Cache contents (needed by backpropagation in ch306):
  Layer 1: A_prev (784, 256), Z (256, 256), A (256, 256)
  Layer 2: A_prev (256, 256), Z (128, 256), A (128, 256)
  Layer 3: A_prev (128, 256), Z (10, 256), A (10, 256)


Healthy signs: roughly stable std across layers.
Unhealthy: std collapsing to 0 (vanishing) or exploding to >10 (exploding gradients).

2. Shape accounting — the discipline of forward passes¶

The single most common source of errors in implementing networks is shape mismatches. Every tensor in the forward pass has a precise shape. Track them explicitly:

Layer	Operation	Input shape	Weight shape	Output shape
1	Linear	$(784, B)$	$(256, 784)$	$(256, B)$
1	ReLU	$(256, B)$	—	$(256, B)$
2	Linear	$(256, B)$	$(128, 256)$	$(128, B)$
2	ReLU	$(128, B)$	—	$(128, B)$
3	Linear	$(128, B)$	$(10, 128)$	$(10, B)$
3	Sigmoid	$(10, B)$	—	$(10, B)$

Rule: $W^{[l]}$ has shape $(n_l, n_{l-1})$ . Multiplying $W^{[l]} @ A^{[l-1]}$ contracts the $n_{l-1}$ dimension. The batch dimension $B$ is never touched by the weights.

3. The cache: why we store intermediate values¶

The cache stores $(A^{[l-1]}, Z^{[l]}, A^{[l]})$ for every layer. During the backward pass (ch306):

$A^{[l-1]}$ is needed to compute $\partial \mathcal{L} / \partial W^{[l]}$
$Z^{[l]}$ is needed to compute the derivative of the activation $\sigma'(Z^{[l]})$

Memory usage scales as $O(L \cdot B \cdot \max_l n_l)$ . For large models and large batches, this becomes the primary memory constraint — not the parameter count.

4. Numerical considerations¶

The forward pass is where numerical problems originate:

Overflow in sigmoid: exp(-z) for very negative z and exp(z) for very positive z. Fix: clip $z$ before exponentiation, or use log-sum-exp tricks.
Dead ReLU: if z is always negative, relu(z) = 0 permanently. The gradient of ReLU is zero for negative inputs, so the neuron cannot recover.

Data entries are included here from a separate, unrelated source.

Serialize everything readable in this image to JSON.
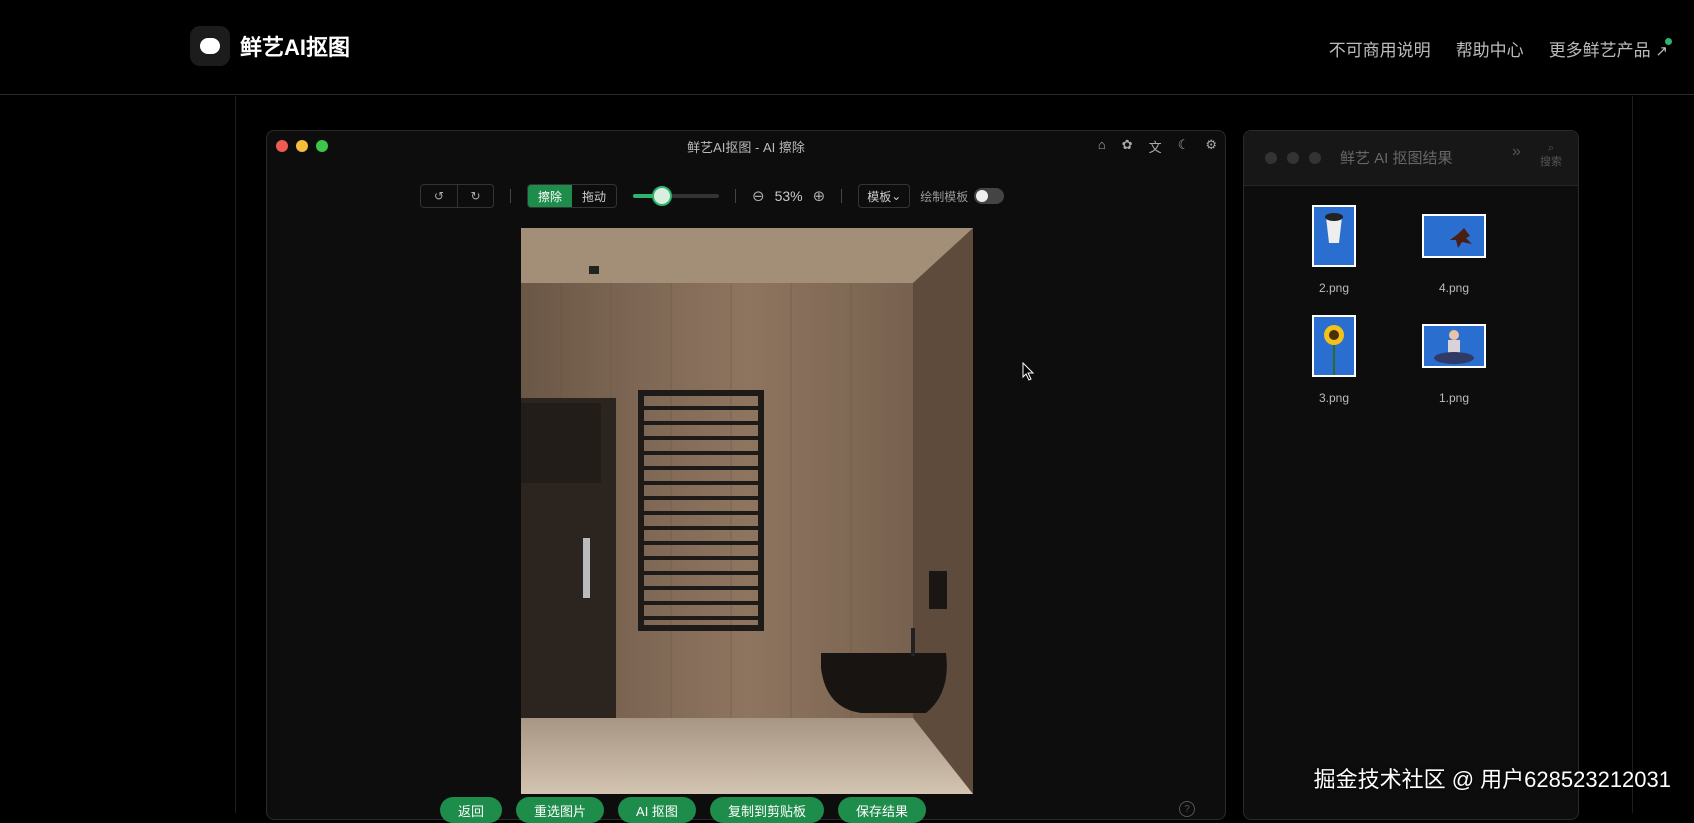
{
  "brand": {
    "name": "鲜艺AI抠图"
  },
  "nav": {
    "item1": "不可商用说明",
    "item2": "帮助中心",
    "item3": "更多鲜艺产品"
  },
  "main_window": {
    "title": "鲜艺AI抠图 - AI 擦除",
    "toolbar": {
      "mode_erase": "擦除",
      "mode_drag": "拖动",
      "brush_size_fraction": 0.34,
      "zoom": "53%",
      "template": "模板",
      "draw_template": "绘制模板"
    },
    "bottom_buttons": [
      "返回",
      "重选图片",
      "AI 抠图",
      "复制到剪贴板",
      "保存结果"
    ]
  },
  "side_window": {
    "title": "鲜艺 AI 抠图结果",
    "search_label": "搜索",
    "files": [
      {
        "name": "2.png",
        "subject": "cup"
      },
      {
        "name": "4.png",
        "subject": "leaf"
      },
      {
        "name": "3.png",
        "subject": "sunflower"
      },
      {
        "name": "1.png",
        "subject": "person"
      }
    ]
  },
  "watermark": "掘金技术社区 @ 用户628523212031",
  "colors": {
    "accent": "#1e8c4a",
    "thumb_bg": "#2a6fd0",
    "background": "#000000"
  }
}
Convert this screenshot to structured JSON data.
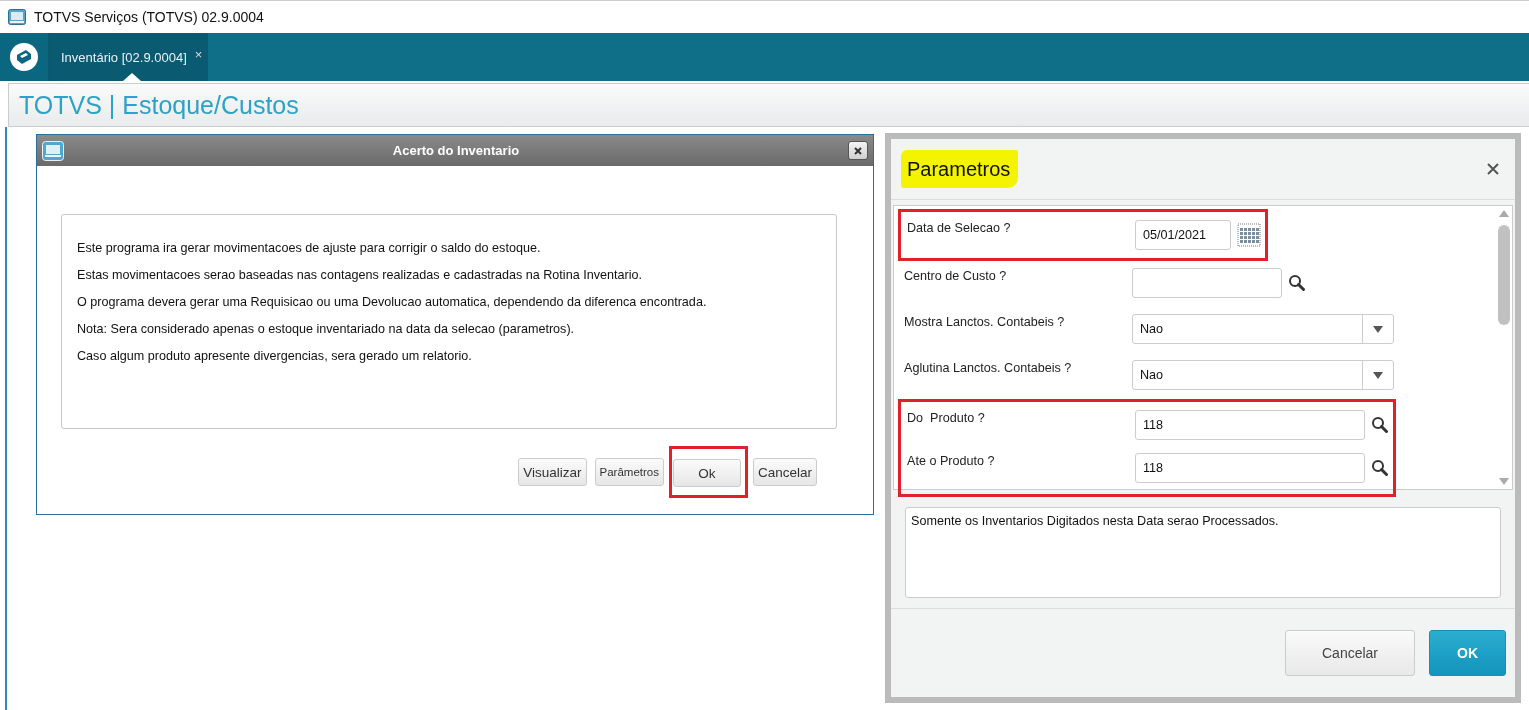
{
  "window": {
    "title": "TOTVS Serviços (TOTVS) 02.9.0004"
  },
  "tabs": [
    {
      "label": "Inventário [02.9.0004]",
      "close": "×",
      "selected": true
    }
  ],
  "header": {
    "title": "TOTVS | Estoque/Custos"
  },
  "dialog": {
    "title": "Acerto do Inventario",
    "lines": [
      "Este programa ira gerar movimentacoes de ajuste para corrigir o saldo do estoque.",
      "Estas movimentacoes serao baseadas nas contagens realizadas e cadastradas na Rotina Inventario.",
      "O programa devera gerar uma Requisicao ou uma Devolucao automatica, dependendo da diferenca encontrada.",
      "Nota: Sera considerado apenas o estoque inventariado na data da selecao (parametros).",
      "Caso algum produto apresente divergencias, sera gerado um relatorio."
    ],
    "buttons": [
      {
        "label": "Visualizar",
        "kind": "normal",
        "outlined": false
      },
      {
        "label": "Parâmetros",
        "kind": "small",
        "outlined": false
      },
      {
        "label": "Ok",
        "kind": "normal",
        "outlined": true
      },
      {
        "label": "Cancelar",
        "kind": "normal",
        "outlined": false
      }
    ]
  },
  "parameters": {
    "title": "Parametros",
    "highlighted": true,
    "groups": [
      {
        "outlined": true,
        "rows": [
          {
            "kind": "date",
            "label": "Data de Selecao ?",
            "value": "05/01/2021"
          }
        ]
      },
      {
        "outlined": false,
        "rows": [
          {
            "kind": "lookup",
            "label": "Centro de Custo ?"
          },
          {
            "kind": "select",
            "label": "Mostra Lanctos. Contabeis ?",
            "value": "Nao"
          },
          {
            "kind": "select",
            "label": "Aglutina Lanctos. Contabeis ?",
            "value": "Nao"
          }
        ]
      },
      {
        "outlined": true,
        "rows": [
          {
            "kind": "wide-lookup",
            "label": "Do  Produto ?",
            "value": "118"
          },
          {
            "kind": "wide-lookup",
            "label": "Ate o Produto ?",
            "value": "118"
          }
        ]
      }
    ],
    "description": "Somente os Inventarios Digitados nesta Data serao Processados.",
    "buttons": [
      {
        "label": "Cancelar",
        "primary": false
      },
      {
        "label": "OK",
        "primary": true
      }
    ]
  }
}
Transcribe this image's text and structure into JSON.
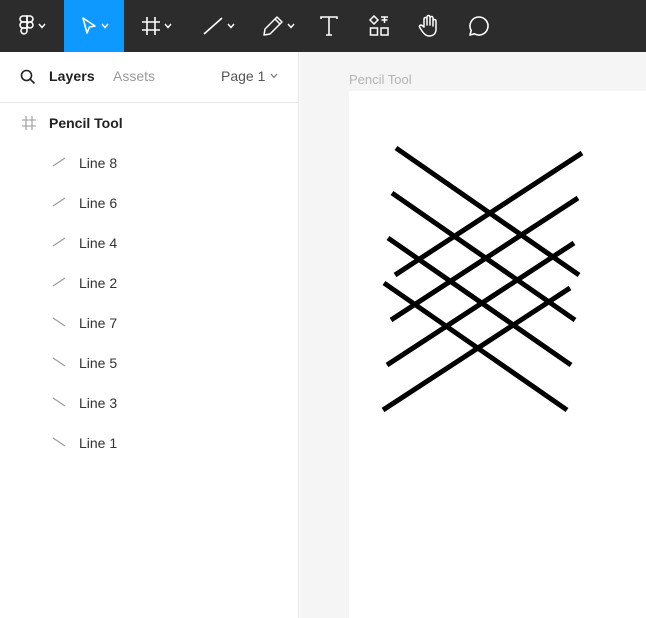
{
  "toolbar": {
    "tools": [
      {
        "name": "main-menu",
        "icon": "figma-logo-icon"
      },
      {
        "name": "move-tool",
        "icon": "cursor-arrow-icon",
        "active": true
      },
      {
        "name": "frame-tool",
        "icon": "frame-hash-icon"
      },
      {
        "name": "line-tool",
        "icon": "line-icon"
      },
      {
        "name": "pen-tool",
        "icon": "pen-icon"
      },
      {
        "name": "text-tool",
        "icon": "text-T-icon"
      },
      {
        "name": "resources-tool",
        "icon": "shapes-grid-icon"
      },
      {
        "name": "hand-tool",
        "icon": "hand-icon"
      },
      {
        "name": "comment-tool",
        "icon": "speech-bubble-icon"
      }
    ],
    "background": "#2c2c2c",
    "active_color": "#0d99ff"
  },
  "panel": {
    "tabs": {
      "layers": "Layers",
      "assets": "Assets"
    },
    "page": "Page 1",
    "frame": {
      "label": "Pencil Tool",
      "icon": "frame-hash-icon"
    },
    "layers": [
      {
        "label": "Line 8",
        "icon": "line-up-icon"
      },
      {
        "label": "Line 6",
        "icon": "line-up-icon"
      },
      {
        "label": "Line 4",
        "icon": "line-up-icon"
      },
      {
        "label": "Line 2",
        "icon": "line-up-icon"
      },
      {
        "label": "Line 7",
        "icon": "line-down-icon"
      },
      {
        "label": "Line 5",
        "icon": "line-down-icon"
      },
      {
        "label": "Line 3",
        "icon": "line-down-icon"
      },
      {
        "label": "Line 1",
        "icon": "line-down-icon"
      }
    ]
  },
  "canvas": {
    "frame_title": "Pencil Tool",
    "background": "#f5f5f5",
    "stroke_color": "#000000"
  }
}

Fix: He initialisation (ch308), careful learning rate.
Activation saturation: sigmoid/tanh squash large inputs to flat regions where gradient ≈ 0. Fix: use ReLU variants in hidden layers.

5. Summary¶

The forward pass processes a full batch in one matrix operation per layer.
Shape tracking is mandatory: $W^{[l]}$ maps $(n_{l-1}, B)$ to $(n_l, B)$ .
The cache stores intermediate activations for use during backpropagation.
Numerical stability requires careful handling of activations and initialisations.

6. Forward and backward references¶

Used here: matrix multiplication shapes (ch153–ch155), broadcasting (ch147), activation functions (ch064–065), multilayer structure (ch303).

This will reappear in ch306 — Backpropagation from Scratch, where the cache built here is consumed in reverse to compute every gradient needed for parameter updates.